Горн все еще звучал в моем сознании, наполняя душу горечью и тоской; слушая прочувствованный панегирик старому солдату и другие легенды старого корпуса — воспоминания о морских походах, отпусках на берегу, ночевках в джунглях, сторожевых отрядах на Гаити, разведке в Никарагуа, перестрелках на границе с Китаем и прочих захватах и набегах, которые предпринимала Америка для установления своей диктатуры в Западном полушарии и во всем мире, — я вдруг осознал, что Полу эти темы интересны ничуть не меньше (если не больше), чем тонкости французской кухни или высокое искусство беллетристики. Для Пола узы памяти, преданности и веры, соединившие его с элитным сообществом профессионалов, были столь же прочны и незыблемы, как те, что связывают других людей с наукой или искусством, с политической партией или — если говорить точнее — с Церковью.
Самоубийственная гонка
Должен сделать небольшое признание. Несмотря на отвращение, которое я питаю к военной службе, кое-что в ней мне очень даже нравится, хотя, конечно, я не сравнил бы это с шахматами или Скарлатти. Взять, к примеру, миномет. На полевых стрельбах меня всегда восхищали слаженность, быстрота реакции и отточенные технические навыки минометного расчета и, в не меньшей степени, моя собственная способность командовать этими людьми, хотя от природы я довольно неуклюж. В том, как пехотинцы устанавливают на подставке длинный ствол, определяют положение прицельной вехи, регулируют уровень с помощью рукояток и колесиков, я вижу синхронные движения балетных танцовщиков, исполняющих волнующую прелюдию, за которой следует грохот выстрела; снаряд взмывает в небо и мчится навстречу последнему содроганию земли, означающему, что неподалеку — примерно в миле от вас — разлетелась в щепки хижина какого-нибудь бедного негра. Во время настоящего боя, думаю, все выглядит совсем не так красиво. Возможно, все это фантазии мальчишки, которому хочется заполучить самую большую и громкую хлопушку на свете, но в трубах, уставленных в небо, есть нечто отчетливо фаллическое, и вполне может быть, что мое удовольствие питалось из этого темного источника. Однако я твердо уверен, что именно ритм, точность и завершенность, так характерные для работы с минометами, придают войне, и особенно пехотному бою, магическую привлекательность в глазах мужчин.
Конечно, бывало, что во время учений минометы взрывались, убивая или калеча всех, кто оказался рядом; как-то раз (не в нашем подразделении) несколько снарядов упали, не долетев до цели, и восемь призывников погибли на месте. От таких нелепых случайностей меня бросало в пот и во рту все пересыхало от страха. Но в целом я научился справляться с подобными мыслями и получал удовольствие от работы. Как ни странно, больше всего мне нравились чисто военные аспекты службы, или, скажем так, они внушали мне наименьшее отвращение. Разгульная жизнь в Гринич-Виллидж плохо сказалась на моем организме, и хотя тут мне приходилось нелегко — бесконечные полевые учения, высадки десантов, садистские марши, — но, преодолев первый шок, я с радостью чувствовал, что ко мне возвращается волчий аппетит и мускулы на вялом, обмякшем теле снова наливаются силой.

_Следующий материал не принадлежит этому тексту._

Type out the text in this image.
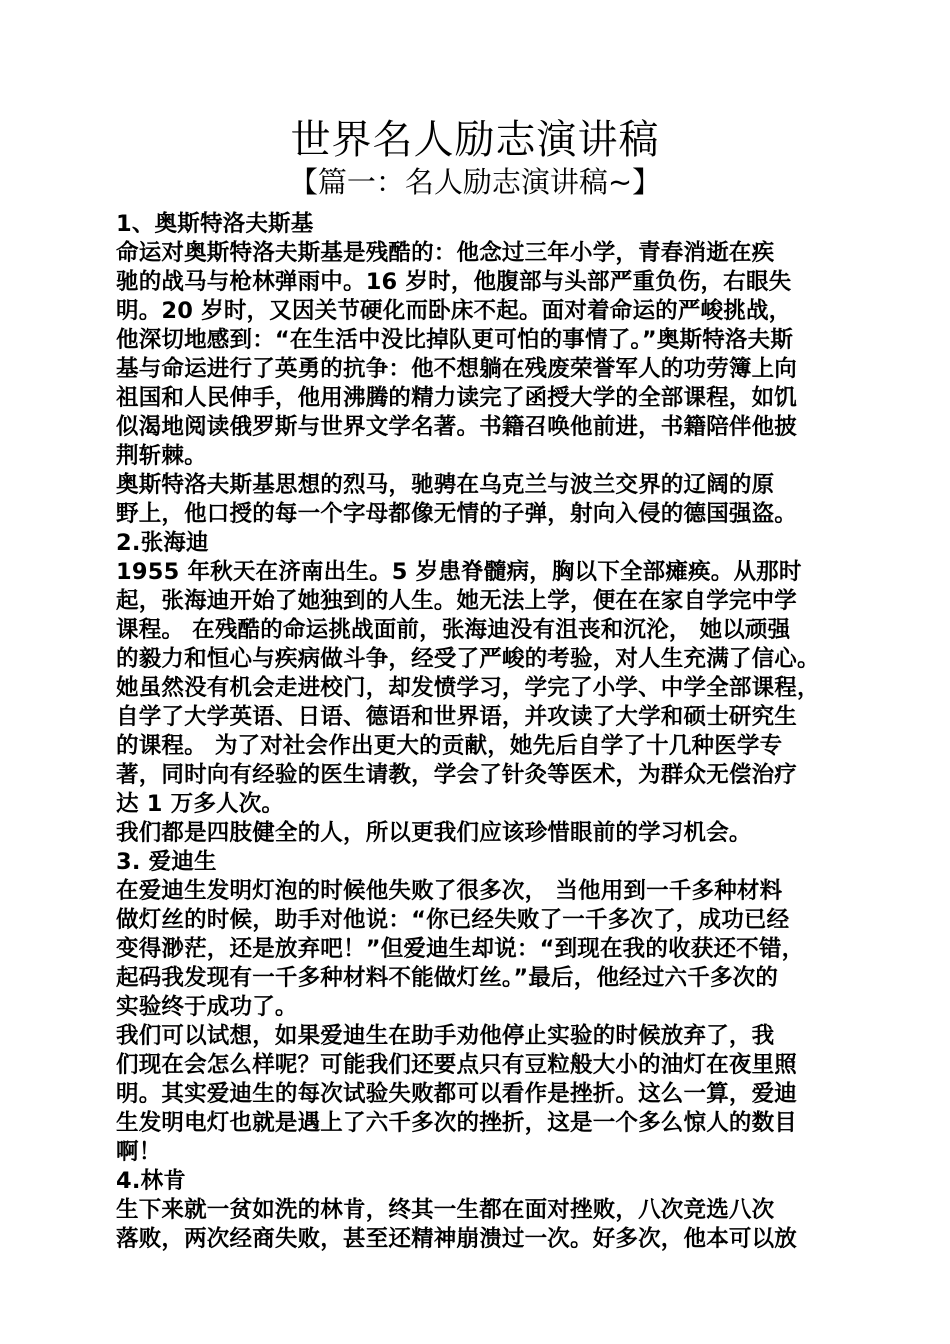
世界名人励志演讲稿
【篇一：名人励志演讲稿~】
1、奥斯特洛夫斯基
命运对奥斯特洛夫斯基是残酷的：他念过三年小学，青春消逝在疾
驰的战马与枪林弹雨中。16 岁时，他腹部与头部严重负伤，右眼失
明。20 岁时，又因关节硬化而卧床不起。面对着命运的严峻挑战，
他深切地感到：“在生活中没比掉队更可怕的事情了。”奥斯特洛夫斯
基与命运进行了英勇的抗争：他不想躺在残废荣誉军人的功劳簿上向
祖国和人民伸手，他用沸腾的精力读完了函授大学的全部课程，如饥
似渴地阅读俄罗斯与世界文学名著。书籍召唤他前进，书籍陪伴他披
荆斩棘。
奥斯特洛夫斯基思想的烈马，驰骋在乌克兰与波兰交界的辽阔的原
野上，他口授的每一个字母都像无情的子弹，射向入侵的德国强盗。
2.张海迪
1955 年秋天在济南出生。5 岁患脊髓病，胸以下全部瘫痪。从那时
起，张海迪开始了她独到的人生。她无法上学，便在在家自学完中学
课程。 在残酷的命运挑战面前，张海迪没有沮丧和沉沦， 她以顽强
的毅力和恒心与疾病做斗争，经受了严峻的考验，对人生充满了信心。
她虽然没有机会走进校门，却发愤学习，学完了小学、中学全部课程，
自学了大学英语、日语、德语和世界语，并攻读了大学和硕士研究生
的课程。 为了对社会作出更大的贡献，她先后自学了十几种医学专
著，同时向有经验的医生请教，学会了针灸等医术，为群众无偿治疗
达 1 万多人次。
我们都是四肢健全的人，所以更我们应该珍惜眼前的学习机会。
3. 爱迪生
在爱迪生发明灯泡的时候他失败了很多次， 当他用到一千多种材料
做灯丝的时候，助手对他说：“你已经失败了一千多次了，成功已经
变得渺茫，还是放弃吧！”但爱迪生却说：“到现在我的收获还不错，
起码我发现有一千多种材料不能做灯丝。”最后，他经过六千多次的
实验终于成功了。
我们可以试想，如果爱迪生在助手劝他停止实验的时候放弃了，我
们现在会怎么样呢？可能我们还要点只有豆粒般大小的油灯在夜里照
明。其实爱迪生的每次试验失败都可以看作是挫折。这么一算，爱迪
生发明电灯也就是遇上了六千多次的挫折，这是一个多么惊人的数目
啊！
4.林肯
生下来就一贫如洗的林肯，终其一生都在面对挫败，八次竞选八次
落败，两次经商失败，甚至还精神崩溃过一次。好多次，他本可以放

С фотографий тех лет на меня смотрит рослый, загорелый и очень несчастный офицер морской пехоты. К тому времени я уже забыл, какое удовольствие, какую чистую радость может доставить простая физическая усталость, и, бредя через леса и болота с моим веселым взводом минометчиков, чудесным образом избавлялся от досады и разочарования; удивительно, но чем труднее давалась наука боя, чем больше я вникал в детали пехотной тактики, тем меньше меня терзала безжалостная тоска.